Deployment region variable mapping (v0.2.8+)
Region configuration uses two separate variables depending on context:
| Context | Variable | Source | Where it is consumed |
|---|---|---|---|
| GitHub Actions CI/CD workflow | REGION | secrets.REGION (falls back to secrets.TF_VAR_REGION, then us-central1) | .github/workflows/polyphemus.yml |
| Running Polyphemus service | POLYPHEMUS_LOCATION | Set to $REGION by the CI workflow | apps/polyphemus/src/rhesis/polyphemus/routers/services.py |
| Vertex model deployment script | GCP_REGION | Set directly in the local environment (not mapped from REGION) | apps/polyphemus/model_deployment/config.py |
The workflow maps REGION → POLYPHEMUS_LOCATION automatically for service deployments.

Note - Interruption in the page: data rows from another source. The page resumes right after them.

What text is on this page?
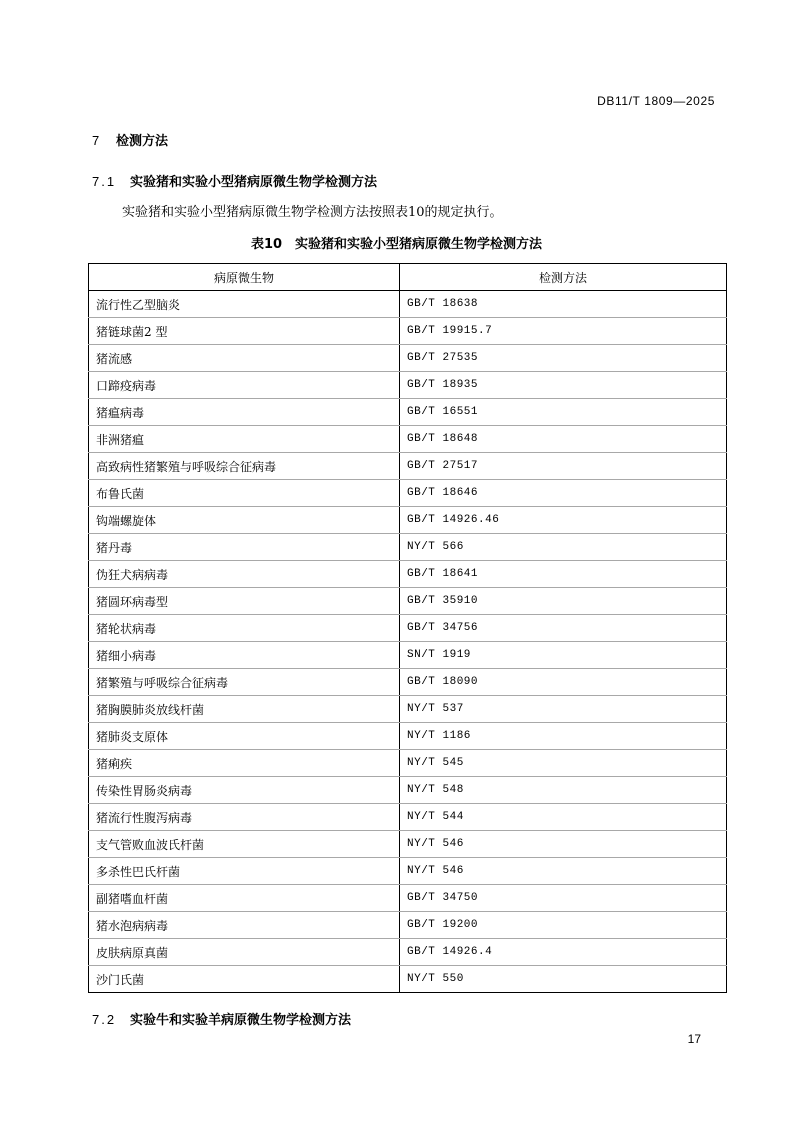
DB11/T 1809—2025
7 检测方法
7.1 实验猪和实验小型猪病原微生物学检测方法
实验猪和实验小型猪病原微生物学检测方法按照表10的规定执行。
表10　实验猪和实验小型猪病原微生物学检测方法
病原微生物	检测方法
流行性乙型脑炎	GB/T 18638
猪链球菌2 型	GB/T 19915.7
猪流感	GB/T 27535
口蹄疫病毒	GB/T 18935
猪瘟病毒	GB/T 16551
非洲猪瘟	GB/T 18648
高致病性猪繁殖与呼吸综合征病毒	GB/T 27517
布鲁氏菌	GB/T 18646
钩端螺旋体	GB/T 14926.46
猪丹毒	NY/T 566
伪狂犬病病毒	GB/T 18641
猪圆环病毒型	GB/T 35910
猪轮状病毒	GB/T 34756
猪细小病毒	SN/T 1919
猪繁殖与呼吸综合征病毒	GB/T 18090
猪胸膜肺炎放线杆菌	NY/T 537
猪肺炎支原体	NY/T 1186
猪痢疾	NY/T 545
传染性胃肠炎病毒	NY/T 548
猪流行性腹泻病毒	NY/T 544
支气管败血波氏杆菌	NY/T 546
多杀性巴氏杆菌	NY/T 546
副猪嗜血杆菌	GB/T 34750
猪水泡病病毒	GB/T 19200
皮肤病原真菌	GB/T 14926.4
沙门氏菌	NY/T 550
7.2 实验牛和实验羊病原微生物学检测方法
17
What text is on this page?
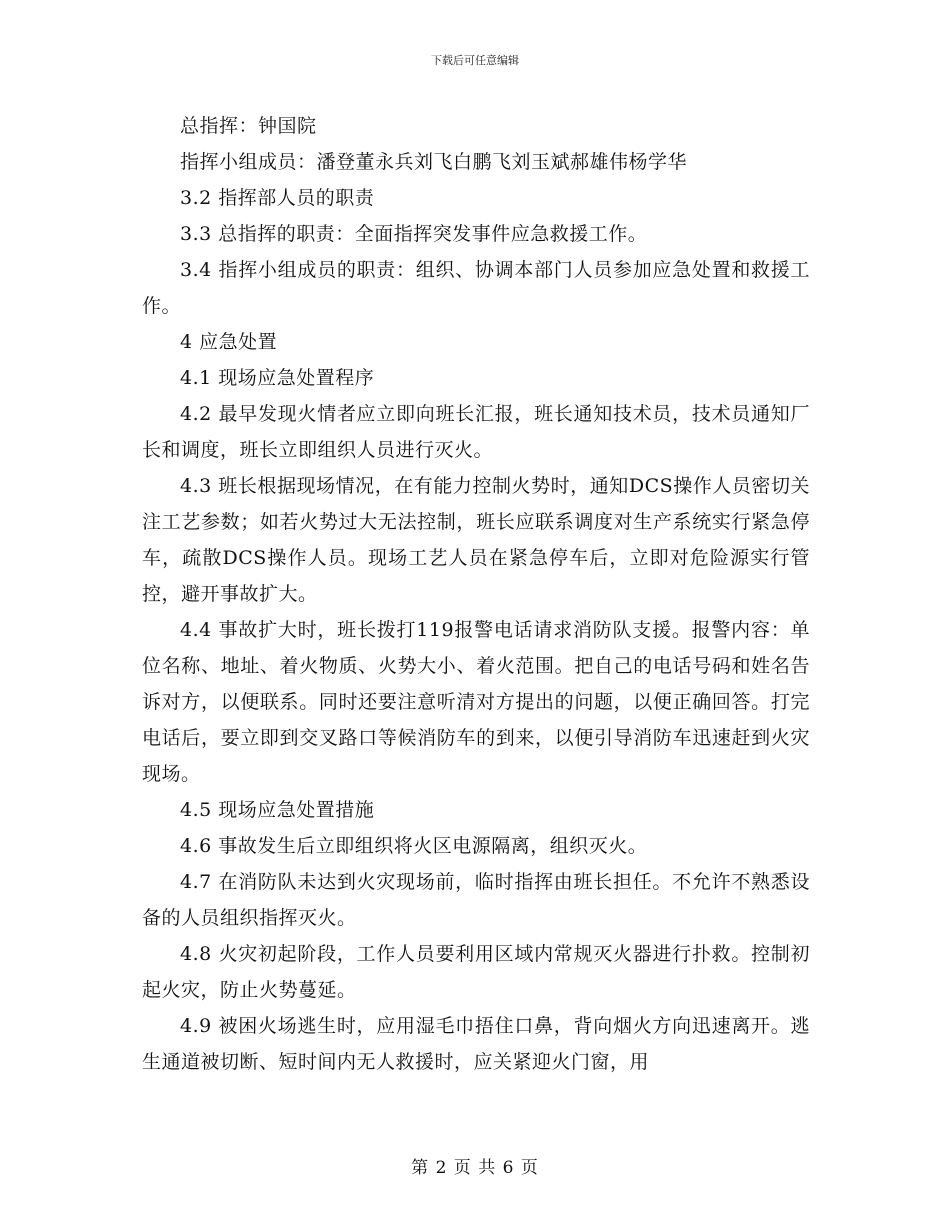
下载后可任意编辑

总指挥：钟国院

指挥小组成员：潘登董永兵刘飞白鹏飞刘玉斌郝雄伟杨学华

3.2 指挥部人员的职责

3.3 总指挥的职责：全面指挥突发事件应急救援工作。

3.4 指挥小组成员的职责：组织、协调本部门人员参加应急处置和救援工作。

4 应急处置

4.1 现场应急处置程序

4.2 最早发现火情者应立即向班长汇报，班长通知技术员，技术员通知厂长和调度，班长立即组织人员进行灭火。

4.3 班长根据现场情况，在有能力控制火势时，通知DCS操作人员密切关注工艺参数；如若火势过大无法控制，班长应联系调度对生产系统实行紧急停车，疏散DCS操作人员。现场工艺人员在紧急停车后，立即对危险源实行管控，避开事故扩大。

4.4 事故扩大时，班长拨打119报警电话请求消防队支援。报警内容：单位名称、地址、着火物质、火势大小、着火范围。把自己的电话号码和姓名告诉对方，以便联系。同时还要注意听清对方提出的问题，以便正确回答。打完电话后，要立即到交叉路口等候消防车的到来，以便引导消防车迅速赶到火灾现场。

4.5 现场应急处置措施

4.6 事故发生后立即组织将火区电源隔离，组织灭火。

4.7 在消防队未达到火灾现场前，临时指挥由班长担任。不允许不熟悉设备的人员组织指挥灭火。

4.8 火灾初起阶段，工作人员要利用区域内常规灭火器进行扑救。控制初起火灾，防止火势蔓延。

4.9 被困火场逃生时，应用湿毛巾捂住口鼻，背向烟火方向迅速离开。逃生通道被切断、短时间内无人救援时，应关紧迎火门窗，用

第 2 页 共 6 页
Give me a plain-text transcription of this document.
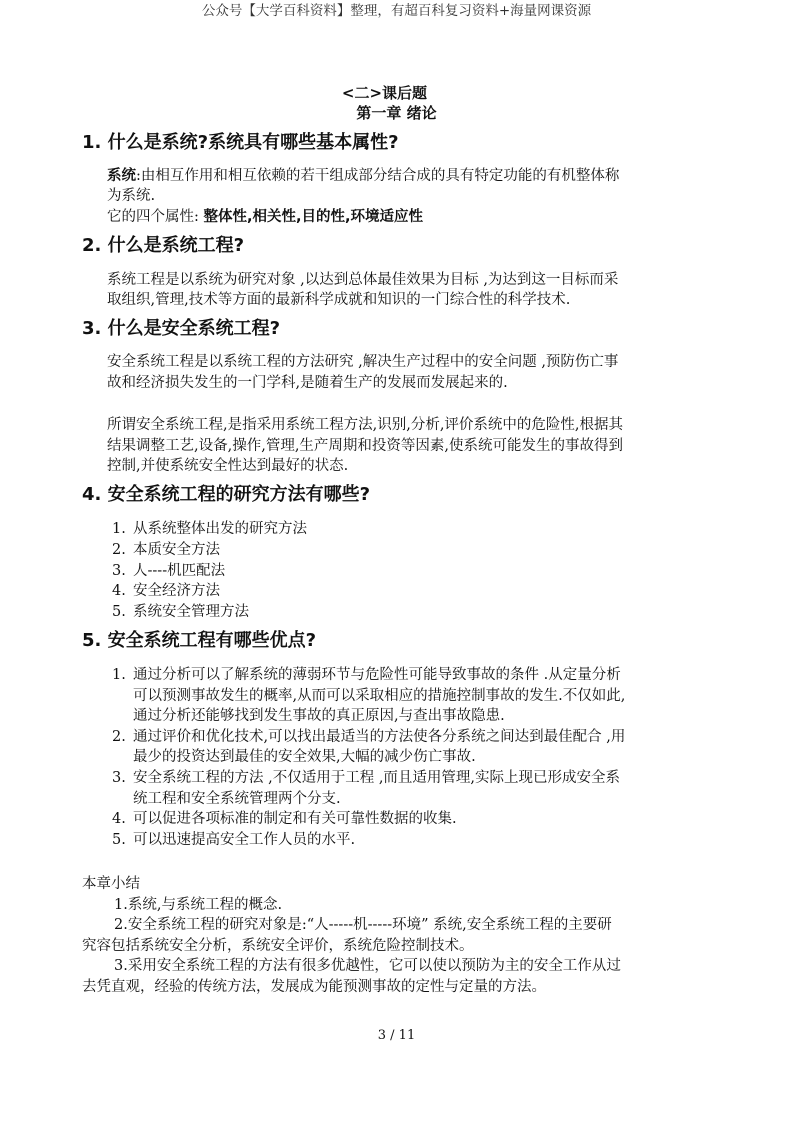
公众号【大学百科资料】整理，有超百科复习资料+海量网课资源
<二>课后题
第一章 绪论
1. 什么是系统?系统具有哪些基本属性?
系统:由相互作用和相互依赖的若干组成部分结合成的具有特定功能的有机整体称
为系统.
它的四个属性: 整体性,相关性,目的性,环境适应性
2. 什么是系统工程?
系统工程是以系统为研究对象 ,以达到总体最佳效果为目标 ,为达到这一目标而采
取组织,管理,技术等方面的最新科学成就和知识的一门综合性的科学技术.
3. 什么是安全系统工程?
安全系统工程是以系统工程的方法研究 ,解决生产过程中的安全问题 ,预防伤亡事
故和经济损失发生的一门学科,是随着生产的发展而发展起来的.
所谓安全系统工程,是指采用系统工程方法,识别,分析,评价系统中的危险性,根据其
结果调整工艺,设备,操作,管理,生产周期和投资等因素,使系统可能发生的事故得到
控制,并使系统安全性达到最好的状态.
4. 安全系统工程的研究方法有哪些?
1. 从系统整体出发的研究方法
2. 本质安全方法
3. 人----机匹配法
4. 安全经济方法
5. 系统安全管理方法
5. 安全系统工程有哪些优点?
1. 通过分析可以了解系统的薄弱环节与危险性可能导致事故的条件 .从定量分析
可以预测事故发生的概率,从而可以采取相应的措施控制事故的发生.不仅如此,
通过分析还能够找到发生事故的真正原因,与查出事故隐患.
2. 通过评价和优化技术,可以找出最适当的方法使各分系统之间达到最佳配合 ,用
最少的投资达到最佳的安全效果,大幅的减少伤亡事故.
3. 安全系统工程的方法 ,不仅适用于工程 ,而且适用管理,实际上现已形成安全系
统工程和安全系统管理两个分支.
4. 可以促进各项标准的制定和有关可靠性数据的收集.
5. 可以迅速提高安全工作人员的水平.
本章小结
1.系统,与系统工程的概念.
2.安全系统工程的研究对象是:“人-----机-----环境” 系统,安全系统工程的主要研
究容包括系统安全分析，系统安全评价，系统危险控制技术。
3.采用安全系统工程的方法有很多优越性，它可以使以预防为主的安全工作从过
去凭直观，经验的传统方法，发展成为能预测事故的定性与定量的方法。
3 / 11
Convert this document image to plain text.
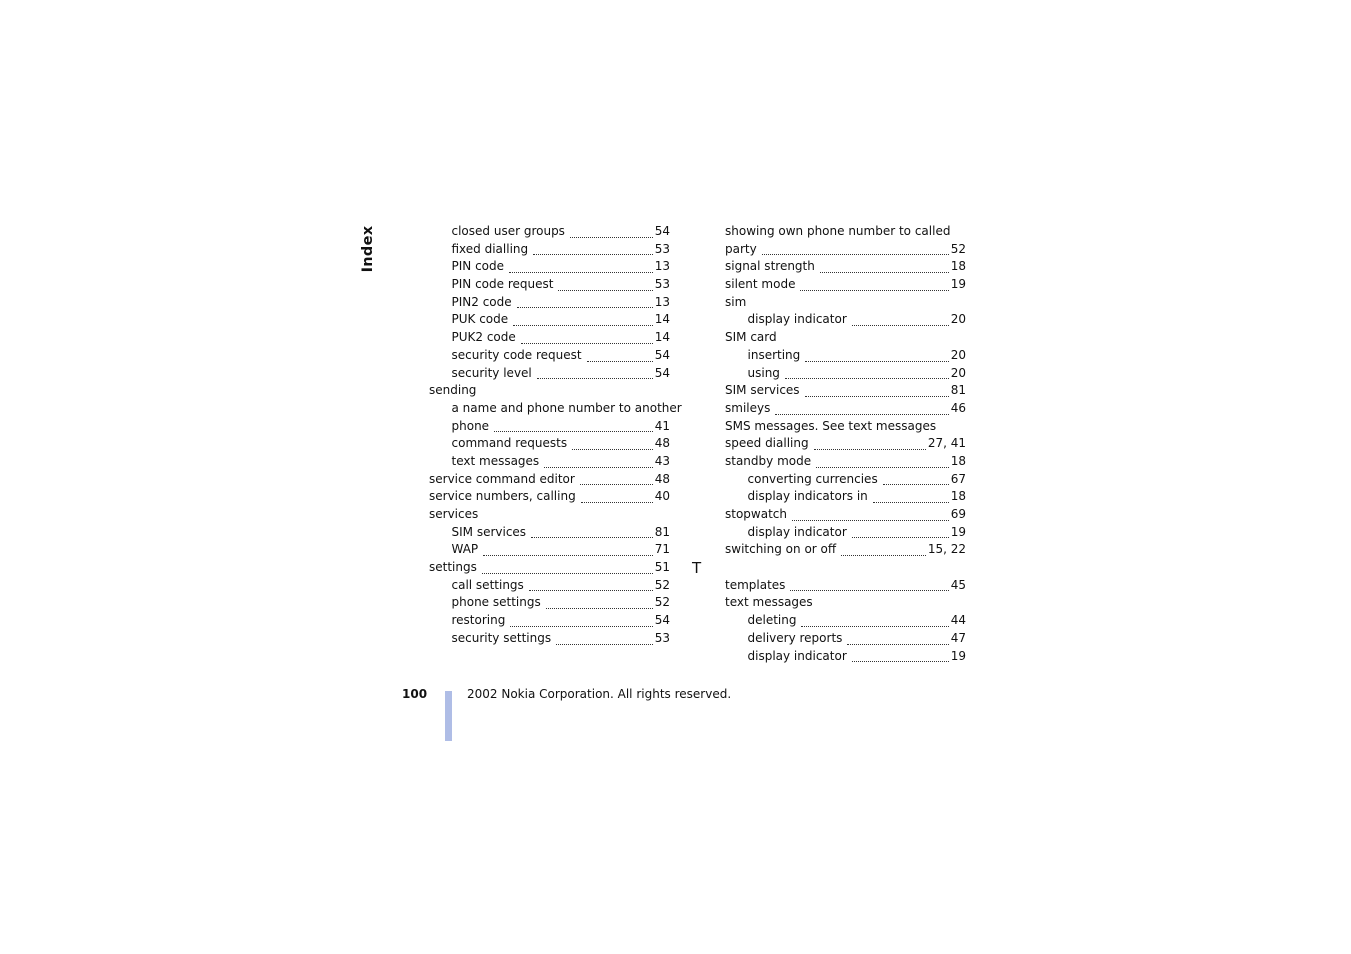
Index	closed user groups	54
fixed dialling	53
PIN code	13
PIN code request	53
PIN2 code	13
PUK code	14
PUK2 code	14
security code request	54
security level	54
sending
a name and phone number to another
phone	41
command requests	48
text messages	43
service command editor	48
service numbers, calling	40
services
SIM services	81
WAP	71
settings	51
call settings	52
phone settings	52
restoring	54
security settings	53
showing own phone number to called
party	52
signal strength	18
silent mode	19
sim
display indicator	20
SIM card
inserting	20
using	20
SIM services	81
smileys	46
SMS messages. See text messages
speed dialling	27, 41
standby mode	18
converting currencies	67
display indicators in	18
stopwatch	69
display indicator	19
switching on or off	15, 22
templates	45
text messages
deleting	44
delivery reports	47
display indicator	19
T
100	2002 Nokia Corporation. All rights reserved.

The model deployment script reads GCP_REGION independently; when running it locally you must
export GCP_REGION yourself (see apps/polyphemus/model_deployment/.env.example).
vLLM logging level (v0.2.9+)
When deploying Polyphemus to Vertex AI, you can control serving container verbosity with
VLLM_LOGGING_LEVEL.
If set, deployment injects VLLM_LOGGING_LEVEL into the serving container environment.
Polyphemus deployment separates the lightweight API container from the Vertex AI serving container. Configure vLLM logging on the Vertex deployment, not by installing PyTorch or model runtime dependencies into the Polyphemus API image.
Batch request and response format
Rate limiting is applied through check_rate_limit. For batch calls, one HTTP request counts as one
rate-limit unit regardless of item count.